Mais cette version ultra-violente du bouddhisme est une création récente, en grande partie due à l’action de la junte militaire de ces dernières décennies. À partir de 1988, les militaires au pouvoir, en proie à une hostilité croissante de la population, vont s’appuyer sur le pouvoir religieux, financer de manière massive les temples. Et permettre la création de ce mouvement religieux-nationaliste, Ma Ba Tha, au sein duquel un moine, particulièrement violent et xénophobe, va commencer à se faire connaître : Ashin Wirathu. C’est une période très faste pour cette religion : on avait l’habitude de dire, à l’époque, qu’en Birmanie, la télévision n’avait que deux couleurs, le vert et l’orange : vert pour les militaires, orange pour les moines.
Comment cet extrémisme religieux a-t-il pris si rapidement dans le pays ?
En 2001, date importante, les talibans ont détruit les Bouddhas de Bâmiyân en Afghanistan. Nous occidentaux, y avons vu une perte culturelle. Pour les Birmans, ce fut d’abord un affront religieux. Et cela a favorisé la thèse d’une expansion de l’islam en Asie, et de l’encerclement, avec la haine du voisin qu’est le Bangladesh.

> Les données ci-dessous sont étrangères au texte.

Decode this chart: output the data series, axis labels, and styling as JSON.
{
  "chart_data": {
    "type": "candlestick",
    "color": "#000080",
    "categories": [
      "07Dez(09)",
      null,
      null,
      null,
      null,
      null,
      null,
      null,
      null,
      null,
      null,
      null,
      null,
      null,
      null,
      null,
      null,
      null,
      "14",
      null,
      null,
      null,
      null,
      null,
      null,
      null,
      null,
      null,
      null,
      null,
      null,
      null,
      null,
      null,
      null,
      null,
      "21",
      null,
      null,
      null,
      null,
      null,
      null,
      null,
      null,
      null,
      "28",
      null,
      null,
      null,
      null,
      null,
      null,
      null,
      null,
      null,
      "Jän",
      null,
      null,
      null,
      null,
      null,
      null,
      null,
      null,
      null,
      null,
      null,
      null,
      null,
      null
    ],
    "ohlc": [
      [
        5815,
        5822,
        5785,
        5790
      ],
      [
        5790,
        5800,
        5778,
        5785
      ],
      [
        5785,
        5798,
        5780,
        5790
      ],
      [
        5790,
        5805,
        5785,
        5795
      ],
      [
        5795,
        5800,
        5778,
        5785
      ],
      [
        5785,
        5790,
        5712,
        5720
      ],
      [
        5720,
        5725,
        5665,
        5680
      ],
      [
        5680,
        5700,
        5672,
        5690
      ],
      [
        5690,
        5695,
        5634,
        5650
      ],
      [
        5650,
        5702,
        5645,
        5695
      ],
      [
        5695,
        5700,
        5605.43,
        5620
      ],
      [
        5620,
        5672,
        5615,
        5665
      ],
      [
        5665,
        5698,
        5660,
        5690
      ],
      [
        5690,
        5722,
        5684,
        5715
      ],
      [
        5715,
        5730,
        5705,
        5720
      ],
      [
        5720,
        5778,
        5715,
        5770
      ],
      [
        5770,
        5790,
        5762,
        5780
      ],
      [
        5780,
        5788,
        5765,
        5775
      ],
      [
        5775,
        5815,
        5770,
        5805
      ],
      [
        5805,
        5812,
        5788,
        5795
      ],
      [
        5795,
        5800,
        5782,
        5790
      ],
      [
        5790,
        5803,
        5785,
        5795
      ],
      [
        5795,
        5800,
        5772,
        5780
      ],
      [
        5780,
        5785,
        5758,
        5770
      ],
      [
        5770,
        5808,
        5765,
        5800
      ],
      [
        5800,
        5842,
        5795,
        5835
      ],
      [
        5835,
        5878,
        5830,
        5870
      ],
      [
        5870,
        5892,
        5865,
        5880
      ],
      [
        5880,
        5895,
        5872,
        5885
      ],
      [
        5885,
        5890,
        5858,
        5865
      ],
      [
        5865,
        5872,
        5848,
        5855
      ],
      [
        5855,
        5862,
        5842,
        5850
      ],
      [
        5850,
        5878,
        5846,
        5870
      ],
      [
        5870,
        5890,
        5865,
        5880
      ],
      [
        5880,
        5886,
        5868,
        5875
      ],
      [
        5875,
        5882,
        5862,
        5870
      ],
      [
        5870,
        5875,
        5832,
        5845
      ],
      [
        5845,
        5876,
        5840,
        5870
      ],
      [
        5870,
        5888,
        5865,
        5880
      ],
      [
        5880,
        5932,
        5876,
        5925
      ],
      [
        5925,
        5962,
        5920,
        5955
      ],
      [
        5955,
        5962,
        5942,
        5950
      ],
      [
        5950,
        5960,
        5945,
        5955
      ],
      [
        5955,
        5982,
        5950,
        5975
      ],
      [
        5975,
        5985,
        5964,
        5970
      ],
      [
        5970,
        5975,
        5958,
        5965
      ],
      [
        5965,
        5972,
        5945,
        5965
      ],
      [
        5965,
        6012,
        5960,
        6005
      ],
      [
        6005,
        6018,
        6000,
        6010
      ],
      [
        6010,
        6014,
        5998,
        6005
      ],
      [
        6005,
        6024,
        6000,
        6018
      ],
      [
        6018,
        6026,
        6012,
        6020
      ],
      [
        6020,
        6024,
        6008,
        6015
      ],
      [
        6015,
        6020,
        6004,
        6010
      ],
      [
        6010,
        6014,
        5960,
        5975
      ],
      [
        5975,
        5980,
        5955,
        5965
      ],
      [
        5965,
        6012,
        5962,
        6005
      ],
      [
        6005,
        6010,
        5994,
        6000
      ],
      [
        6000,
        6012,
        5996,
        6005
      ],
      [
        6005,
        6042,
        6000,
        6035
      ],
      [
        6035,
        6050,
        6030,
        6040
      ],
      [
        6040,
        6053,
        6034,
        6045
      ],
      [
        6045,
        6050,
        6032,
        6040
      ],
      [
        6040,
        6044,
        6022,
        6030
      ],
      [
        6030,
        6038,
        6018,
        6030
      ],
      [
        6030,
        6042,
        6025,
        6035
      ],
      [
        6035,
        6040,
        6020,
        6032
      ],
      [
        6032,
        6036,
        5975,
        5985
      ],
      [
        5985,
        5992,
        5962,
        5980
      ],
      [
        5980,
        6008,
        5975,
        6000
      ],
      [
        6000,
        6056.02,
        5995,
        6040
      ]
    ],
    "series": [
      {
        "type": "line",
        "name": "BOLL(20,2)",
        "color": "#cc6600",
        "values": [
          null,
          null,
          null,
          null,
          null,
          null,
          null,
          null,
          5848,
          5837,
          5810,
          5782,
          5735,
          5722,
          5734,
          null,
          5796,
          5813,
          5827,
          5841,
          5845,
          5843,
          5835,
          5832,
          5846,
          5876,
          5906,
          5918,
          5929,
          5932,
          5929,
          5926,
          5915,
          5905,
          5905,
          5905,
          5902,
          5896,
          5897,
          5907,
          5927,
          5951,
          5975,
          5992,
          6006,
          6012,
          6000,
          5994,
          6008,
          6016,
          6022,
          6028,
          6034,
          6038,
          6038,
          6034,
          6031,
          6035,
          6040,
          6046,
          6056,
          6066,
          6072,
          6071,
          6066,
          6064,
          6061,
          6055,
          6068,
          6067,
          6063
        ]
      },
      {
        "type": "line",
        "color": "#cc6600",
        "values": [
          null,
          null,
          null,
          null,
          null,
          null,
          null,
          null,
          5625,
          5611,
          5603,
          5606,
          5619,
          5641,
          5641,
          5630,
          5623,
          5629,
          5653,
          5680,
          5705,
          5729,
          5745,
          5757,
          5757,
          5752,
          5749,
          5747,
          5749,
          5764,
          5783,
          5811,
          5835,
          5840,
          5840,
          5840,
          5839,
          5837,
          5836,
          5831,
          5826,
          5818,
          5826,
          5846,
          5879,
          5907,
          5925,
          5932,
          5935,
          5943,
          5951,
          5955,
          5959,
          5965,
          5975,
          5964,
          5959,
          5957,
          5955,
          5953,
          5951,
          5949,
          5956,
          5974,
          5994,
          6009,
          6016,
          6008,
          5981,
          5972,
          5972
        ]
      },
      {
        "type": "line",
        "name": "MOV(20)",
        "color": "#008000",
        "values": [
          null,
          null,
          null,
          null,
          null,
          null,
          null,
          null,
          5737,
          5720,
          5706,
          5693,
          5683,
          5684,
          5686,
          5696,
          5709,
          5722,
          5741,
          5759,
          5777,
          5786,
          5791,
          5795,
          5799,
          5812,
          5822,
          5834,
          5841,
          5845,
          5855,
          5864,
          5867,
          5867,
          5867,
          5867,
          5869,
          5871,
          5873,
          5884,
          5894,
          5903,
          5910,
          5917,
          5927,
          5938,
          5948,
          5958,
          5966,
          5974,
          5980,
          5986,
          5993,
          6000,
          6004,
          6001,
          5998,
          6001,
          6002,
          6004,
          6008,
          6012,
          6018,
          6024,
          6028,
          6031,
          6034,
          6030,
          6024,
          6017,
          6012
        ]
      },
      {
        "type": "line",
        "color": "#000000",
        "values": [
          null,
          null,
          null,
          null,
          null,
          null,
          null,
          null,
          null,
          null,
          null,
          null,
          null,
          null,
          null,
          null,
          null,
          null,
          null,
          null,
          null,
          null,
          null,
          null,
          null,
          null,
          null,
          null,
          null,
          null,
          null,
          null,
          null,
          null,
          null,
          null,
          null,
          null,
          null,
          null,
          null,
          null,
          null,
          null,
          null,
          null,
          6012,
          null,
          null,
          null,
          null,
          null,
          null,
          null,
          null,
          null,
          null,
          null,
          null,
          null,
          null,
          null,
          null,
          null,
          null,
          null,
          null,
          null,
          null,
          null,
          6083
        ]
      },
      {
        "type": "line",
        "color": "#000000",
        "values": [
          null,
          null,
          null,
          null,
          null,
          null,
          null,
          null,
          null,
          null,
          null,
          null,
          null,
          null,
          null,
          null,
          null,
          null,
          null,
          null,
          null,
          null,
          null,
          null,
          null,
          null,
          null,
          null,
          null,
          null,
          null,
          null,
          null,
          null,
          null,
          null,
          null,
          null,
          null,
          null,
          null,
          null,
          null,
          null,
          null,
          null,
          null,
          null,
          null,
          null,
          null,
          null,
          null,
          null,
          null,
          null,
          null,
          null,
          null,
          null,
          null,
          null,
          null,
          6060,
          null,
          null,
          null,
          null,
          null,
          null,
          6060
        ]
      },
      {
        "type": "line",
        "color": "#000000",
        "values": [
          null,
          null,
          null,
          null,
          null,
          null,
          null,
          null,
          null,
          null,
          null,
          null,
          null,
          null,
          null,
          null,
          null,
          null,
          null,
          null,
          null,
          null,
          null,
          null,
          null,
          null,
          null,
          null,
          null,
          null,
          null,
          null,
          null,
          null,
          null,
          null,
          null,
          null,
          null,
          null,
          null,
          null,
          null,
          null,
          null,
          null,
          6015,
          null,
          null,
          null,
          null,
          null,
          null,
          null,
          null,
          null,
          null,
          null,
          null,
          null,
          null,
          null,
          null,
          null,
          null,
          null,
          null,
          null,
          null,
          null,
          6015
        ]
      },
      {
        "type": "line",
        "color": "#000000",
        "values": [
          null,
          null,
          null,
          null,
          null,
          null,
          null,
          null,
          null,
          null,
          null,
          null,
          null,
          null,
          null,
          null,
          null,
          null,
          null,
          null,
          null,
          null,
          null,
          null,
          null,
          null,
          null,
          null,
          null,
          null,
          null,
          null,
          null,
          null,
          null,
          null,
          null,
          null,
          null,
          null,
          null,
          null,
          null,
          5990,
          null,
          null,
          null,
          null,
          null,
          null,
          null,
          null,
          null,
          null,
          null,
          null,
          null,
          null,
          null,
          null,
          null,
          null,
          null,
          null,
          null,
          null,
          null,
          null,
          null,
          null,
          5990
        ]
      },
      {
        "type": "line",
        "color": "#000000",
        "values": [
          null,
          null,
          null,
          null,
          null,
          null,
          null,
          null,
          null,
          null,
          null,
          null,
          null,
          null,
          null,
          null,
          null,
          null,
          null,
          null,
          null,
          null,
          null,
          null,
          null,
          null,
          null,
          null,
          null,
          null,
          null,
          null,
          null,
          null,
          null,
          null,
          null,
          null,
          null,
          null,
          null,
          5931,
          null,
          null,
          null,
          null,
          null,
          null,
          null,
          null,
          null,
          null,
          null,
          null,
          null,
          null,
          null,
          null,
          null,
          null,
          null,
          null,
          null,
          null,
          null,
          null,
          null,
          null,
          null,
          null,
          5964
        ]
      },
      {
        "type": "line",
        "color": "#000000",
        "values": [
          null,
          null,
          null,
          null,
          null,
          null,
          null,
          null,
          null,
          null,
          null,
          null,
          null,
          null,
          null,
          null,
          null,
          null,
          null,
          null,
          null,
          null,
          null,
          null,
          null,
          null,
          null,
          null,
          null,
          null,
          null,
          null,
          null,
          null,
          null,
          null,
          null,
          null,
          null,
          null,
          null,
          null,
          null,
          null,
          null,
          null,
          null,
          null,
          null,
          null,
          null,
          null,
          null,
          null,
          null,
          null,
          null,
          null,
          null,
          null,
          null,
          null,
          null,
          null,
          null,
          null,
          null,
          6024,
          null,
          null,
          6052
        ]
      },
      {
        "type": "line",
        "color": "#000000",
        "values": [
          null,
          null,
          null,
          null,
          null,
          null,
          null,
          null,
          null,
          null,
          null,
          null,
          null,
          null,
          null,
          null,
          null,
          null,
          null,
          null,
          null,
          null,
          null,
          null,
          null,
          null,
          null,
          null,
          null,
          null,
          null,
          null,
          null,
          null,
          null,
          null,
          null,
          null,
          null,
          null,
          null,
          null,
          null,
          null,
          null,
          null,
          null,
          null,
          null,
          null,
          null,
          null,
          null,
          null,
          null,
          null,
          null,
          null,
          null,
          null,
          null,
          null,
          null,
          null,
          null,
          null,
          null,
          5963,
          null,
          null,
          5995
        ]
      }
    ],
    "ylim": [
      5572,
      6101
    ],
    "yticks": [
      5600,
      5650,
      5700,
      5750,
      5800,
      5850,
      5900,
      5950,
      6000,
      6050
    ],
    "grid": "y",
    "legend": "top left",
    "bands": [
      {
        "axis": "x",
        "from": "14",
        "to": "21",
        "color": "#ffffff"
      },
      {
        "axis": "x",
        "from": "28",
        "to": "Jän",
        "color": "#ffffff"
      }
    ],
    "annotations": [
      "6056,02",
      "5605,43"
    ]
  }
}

Cela a donné lieu à des manifestations extrêmement violentes, contre les populations musulmanes, dans l’indifférence totale de l’opinion internationale. Au point que les militaires ont mis en prison Wirathu, de 2003 à 2011, devenu totalement incontrôlable.
Et aujourd’hui ?
Aujourd’hui, avec le retour de la démocratie, ce bouddhisme violent continue de prospérer. En 2012, et en 2015, lors des élections Ma Ba Tha impose le signe 969, que tous les magasins et entreprises ont apposé sur leur porte. Un chiffre plein de sens : le premier 9 correspond aux neuf attributs spéciaux du Bouddha, le 6 aux six attributs spéciaux du Dharma, les enseignements du bouddhisme, et le dernier 9 aux neuf attributs spéciaux de la Sangha, (communauté de moines). Autrefois, le Bouddha, la Sangha et le Dharma étaient les signes distinctifs du bouddhisme. Il en va ainsi pour le 969. Ma Ba Tha continue à faire pression sur les hommes politiques, y compris du parti de Aung San Su Kyi, pour empêcher la reconnaissance des libertés des Rohingyas.
Jusqu’ici, les responsables religieux bouddhistes du pays ne disaient rien, et se gardaient de critiquer ouvertement. Mais devant les dénonciations internationales, de plus en plus nombreuses, ils ont du prendre leur distance : le 23 mai dernier, quarante-sept vénérables bonzes de Ma Ha Na, la plus Haute Autorité du clergé bouddhiste de Birmanie, ont interdit le mouvement. Les 26 et 27 mai derniers, Ma Ba Tha a donc décidé de se saborder.
De son côté, le moine Wirathu est interdit de prêcher pour un an, depuis le 10 mars dernier. Il s’est depuis distingué en organisant des rassemblements publics au cours desquels il demeurait muet, un morceau de bande adhésive collé sur la bouche. Début mai, encore, plusieurs bonzes extrémistes se sont illustrés par leur implication dans des violences entre bouddhistes et musulmans à Rangoun.
Le bouddhisme n’est pas plus homogène que l’islam oui le christianisme. Il est traversé par les mêmes tensions de la modernité, et les angoisses face aux autres religions, dans un contexte de mondialisation où les identités culturelles sont en crise.
Mais ce qui est remarquable, dans le travail de Barbet Schroeder, c’est qu’il est lui-même un converti bouddhiste. Et qu’il ne s’est pas caché les yeux, il a découvert que cette religion qui l’avait attiré avait aussi ses zones d’ombre, et a voulu démonter les mécanismes qui peuvent, d’une relation spirituelle tendant vers un absolu idéal, mener à la guerre et à la mort.